One man I visited sat alone in a cold kitchen, staring at a TV he couldn’t move to turn on, in a puddle of his own urine. Another woman, a full-time carer for her disabled husband, came alive when talking about her love of music and theatre, which she could no longer pursue due to her life-limiting devotion to her partner. One woman, grappling with terminal cancer and early dementia, seemed energised when asked about the meaning of her life — a rare reprieve from being treated solely as a patient. She confessed her fear she was going to hell for her sins, but also that she awaited death with anticipation — quite a purgatory.
No one expects that one day they’ll end up spending Christmas day alone. What starts with a random fall, followed by a routine hospital admission, ends in institutionalisation by the dysfunctional health service and alienation from society. A once-capable human being is reduced to a growing list of ailments, waiting lists, and financial costs. And before you know it, there’s no one to pull a cracker with. This comes as an immense shock precisely because the truth of what awaits us in our third act is never broached in our cold statistical discourse. The process of collective denial that passes for “debate” about social care in the UK rarely touches upon the reality that we will one day become these “bed-blocking” old people. Instead, death is firmly put out of mind for as long as life allows it. Then one day, we are suddenly forced to realise just how old we really are, not necessarily because of the date on our birth certificate, but because society, configured for the economically active, begins shuffling our fragile frames out of view — making greater space for the productive among us.

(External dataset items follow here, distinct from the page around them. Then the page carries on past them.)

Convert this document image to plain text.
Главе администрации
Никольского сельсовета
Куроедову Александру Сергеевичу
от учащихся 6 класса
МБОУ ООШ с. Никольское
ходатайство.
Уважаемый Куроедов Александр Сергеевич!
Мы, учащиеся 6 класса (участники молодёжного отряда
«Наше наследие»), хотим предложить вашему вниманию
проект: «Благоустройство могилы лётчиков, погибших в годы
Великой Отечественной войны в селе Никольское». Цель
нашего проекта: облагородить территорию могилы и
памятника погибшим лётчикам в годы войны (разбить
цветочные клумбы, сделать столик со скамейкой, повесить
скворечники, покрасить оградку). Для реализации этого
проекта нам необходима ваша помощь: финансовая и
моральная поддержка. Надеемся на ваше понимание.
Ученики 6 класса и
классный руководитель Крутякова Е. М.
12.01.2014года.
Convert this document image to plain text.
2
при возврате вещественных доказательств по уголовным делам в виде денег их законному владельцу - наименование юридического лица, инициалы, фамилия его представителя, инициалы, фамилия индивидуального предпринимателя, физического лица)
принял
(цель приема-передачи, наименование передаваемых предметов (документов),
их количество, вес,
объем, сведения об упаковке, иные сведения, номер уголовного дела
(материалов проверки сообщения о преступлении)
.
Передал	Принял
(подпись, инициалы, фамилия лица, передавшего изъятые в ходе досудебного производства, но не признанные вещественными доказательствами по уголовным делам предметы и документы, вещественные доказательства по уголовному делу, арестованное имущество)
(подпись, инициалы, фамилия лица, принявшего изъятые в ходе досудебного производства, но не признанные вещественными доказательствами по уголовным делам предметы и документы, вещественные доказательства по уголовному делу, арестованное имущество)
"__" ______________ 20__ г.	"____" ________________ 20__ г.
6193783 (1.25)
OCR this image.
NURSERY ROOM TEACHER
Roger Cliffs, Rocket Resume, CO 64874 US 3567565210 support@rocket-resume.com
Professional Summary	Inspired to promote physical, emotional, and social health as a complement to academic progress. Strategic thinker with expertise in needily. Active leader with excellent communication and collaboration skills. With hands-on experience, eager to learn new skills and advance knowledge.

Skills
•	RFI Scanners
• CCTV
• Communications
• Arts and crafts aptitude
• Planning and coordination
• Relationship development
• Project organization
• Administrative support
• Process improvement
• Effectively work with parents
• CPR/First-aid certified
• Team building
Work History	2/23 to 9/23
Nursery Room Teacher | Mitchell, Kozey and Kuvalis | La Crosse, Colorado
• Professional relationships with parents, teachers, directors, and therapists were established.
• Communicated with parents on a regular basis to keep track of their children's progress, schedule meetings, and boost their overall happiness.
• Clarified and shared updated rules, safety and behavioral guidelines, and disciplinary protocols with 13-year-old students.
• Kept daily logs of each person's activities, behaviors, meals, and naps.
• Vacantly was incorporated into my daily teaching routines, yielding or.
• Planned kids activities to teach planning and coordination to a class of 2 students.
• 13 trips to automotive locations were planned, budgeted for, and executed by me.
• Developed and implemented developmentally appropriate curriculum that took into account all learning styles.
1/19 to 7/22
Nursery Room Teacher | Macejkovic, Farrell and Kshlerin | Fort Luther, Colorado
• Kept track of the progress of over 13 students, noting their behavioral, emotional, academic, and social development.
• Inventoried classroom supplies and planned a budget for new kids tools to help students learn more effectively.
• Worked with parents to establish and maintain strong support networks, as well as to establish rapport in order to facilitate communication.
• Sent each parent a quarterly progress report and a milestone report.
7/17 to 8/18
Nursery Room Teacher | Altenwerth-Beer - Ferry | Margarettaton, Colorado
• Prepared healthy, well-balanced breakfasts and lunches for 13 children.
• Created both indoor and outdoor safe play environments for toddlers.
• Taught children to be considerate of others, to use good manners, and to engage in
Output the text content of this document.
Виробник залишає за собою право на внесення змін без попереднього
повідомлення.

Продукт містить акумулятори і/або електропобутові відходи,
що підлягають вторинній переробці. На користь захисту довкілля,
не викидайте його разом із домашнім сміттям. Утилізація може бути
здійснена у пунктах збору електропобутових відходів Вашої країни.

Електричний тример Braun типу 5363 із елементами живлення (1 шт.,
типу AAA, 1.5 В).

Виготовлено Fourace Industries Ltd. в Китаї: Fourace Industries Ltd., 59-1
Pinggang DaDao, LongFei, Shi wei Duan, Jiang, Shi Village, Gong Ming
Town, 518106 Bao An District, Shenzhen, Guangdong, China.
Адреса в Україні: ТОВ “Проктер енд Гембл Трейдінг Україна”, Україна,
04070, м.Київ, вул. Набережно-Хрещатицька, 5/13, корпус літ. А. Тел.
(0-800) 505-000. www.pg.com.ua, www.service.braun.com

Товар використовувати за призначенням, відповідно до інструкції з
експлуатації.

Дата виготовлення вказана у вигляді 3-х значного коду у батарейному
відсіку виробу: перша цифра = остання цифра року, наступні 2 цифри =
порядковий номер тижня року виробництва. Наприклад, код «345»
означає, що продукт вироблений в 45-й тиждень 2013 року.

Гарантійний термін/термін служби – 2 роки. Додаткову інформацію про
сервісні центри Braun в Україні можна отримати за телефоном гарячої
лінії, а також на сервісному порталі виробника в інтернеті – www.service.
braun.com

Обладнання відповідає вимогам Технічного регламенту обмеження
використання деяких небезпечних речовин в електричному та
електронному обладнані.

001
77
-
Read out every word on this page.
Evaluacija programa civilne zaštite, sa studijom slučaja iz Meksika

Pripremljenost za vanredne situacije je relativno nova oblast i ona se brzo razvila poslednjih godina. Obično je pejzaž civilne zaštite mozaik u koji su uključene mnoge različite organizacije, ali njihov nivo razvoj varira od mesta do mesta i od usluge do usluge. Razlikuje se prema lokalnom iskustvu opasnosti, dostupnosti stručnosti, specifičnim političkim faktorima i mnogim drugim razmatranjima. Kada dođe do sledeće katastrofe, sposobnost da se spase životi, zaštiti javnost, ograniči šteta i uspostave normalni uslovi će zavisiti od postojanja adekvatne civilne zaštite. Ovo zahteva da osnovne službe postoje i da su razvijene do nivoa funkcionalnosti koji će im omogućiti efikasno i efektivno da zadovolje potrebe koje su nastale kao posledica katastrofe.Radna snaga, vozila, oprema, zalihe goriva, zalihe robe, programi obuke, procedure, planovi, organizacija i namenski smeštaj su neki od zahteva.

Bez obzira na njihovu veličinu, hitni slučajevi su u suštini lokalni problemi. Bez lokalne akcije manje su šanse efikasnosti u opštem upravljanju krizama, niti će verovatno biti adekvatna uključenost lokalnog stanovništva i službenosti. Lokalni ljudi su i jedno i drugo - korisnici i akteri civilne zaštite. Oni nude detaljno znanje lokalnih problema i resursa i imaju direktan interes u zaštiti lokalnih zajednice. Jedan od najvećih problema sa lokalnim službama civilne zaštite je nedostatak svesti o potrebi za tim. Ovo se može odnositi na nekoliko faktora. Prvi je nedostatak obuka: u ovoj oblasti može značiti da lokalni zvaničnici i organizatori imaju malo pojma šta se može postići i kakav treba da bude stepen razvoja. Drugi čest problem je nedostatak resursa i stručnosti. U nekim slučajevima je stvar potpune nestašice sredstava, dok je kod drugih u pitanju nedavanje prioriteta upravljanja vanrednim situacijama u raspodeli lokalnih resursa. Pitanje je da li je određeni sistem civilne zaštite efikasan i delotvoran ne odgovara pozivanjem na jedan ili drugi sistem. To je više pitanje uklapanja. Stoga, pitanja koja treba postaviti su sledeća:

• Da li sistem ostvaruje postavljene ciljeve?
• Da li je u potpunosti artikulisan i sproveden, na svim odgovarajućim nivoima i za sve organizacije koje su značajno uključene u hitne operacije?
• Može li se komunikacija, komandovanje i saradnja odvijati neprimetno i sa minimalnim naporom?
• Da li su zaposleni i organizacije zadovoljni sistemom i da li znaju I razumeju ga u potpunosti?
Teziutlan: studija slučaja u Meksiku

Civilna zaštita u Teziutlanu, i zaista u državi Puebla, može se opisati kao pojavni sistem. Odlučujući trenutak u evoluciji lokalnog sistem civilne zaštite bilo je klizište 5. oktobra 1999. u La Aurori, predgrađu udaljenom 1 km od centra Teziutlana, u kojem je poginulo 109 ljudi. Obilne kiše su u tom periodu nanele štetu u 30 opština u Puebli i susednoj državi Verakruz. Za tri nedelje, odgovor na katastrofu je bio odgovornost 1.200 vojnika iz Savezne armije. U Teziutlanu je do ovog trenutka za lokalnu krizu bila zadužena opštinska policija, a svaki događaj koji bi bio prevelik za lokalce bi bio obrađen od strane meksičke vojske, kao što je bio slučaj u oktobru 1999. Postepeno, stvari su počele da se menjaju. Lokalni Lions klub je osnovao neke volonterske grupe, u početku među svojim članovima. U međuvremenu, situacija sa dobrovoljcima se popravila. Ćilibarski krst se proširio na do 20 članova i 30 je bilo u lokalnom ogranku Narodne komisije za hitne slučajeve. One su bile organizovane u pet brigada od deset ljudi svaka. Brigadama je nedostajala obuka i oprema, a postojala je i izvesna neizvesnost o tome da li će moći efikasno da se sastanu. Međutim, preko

Oddly, this approach is actually more expensive. Loneliness and neglect accelerate mental and physical decline, complicating care needs. The elderly wither away not from age itself but from the absence of community. The recent debate over assisted dying illustrated just how little we offer those nearing the end of life. Instead of providing compassionate care, we debate helping people end their lives as if this is the pinnacle of ethical progress when, in truth, that entire debate arises in the context of a dire social care system that should shame us all. We must shift the conversation about ageing and death from mere survival to dignity, community, and respect. Unless we do, many Brits will continue to face their last Christmas alone and isolated — a bleak fate that you, too, may one day endure.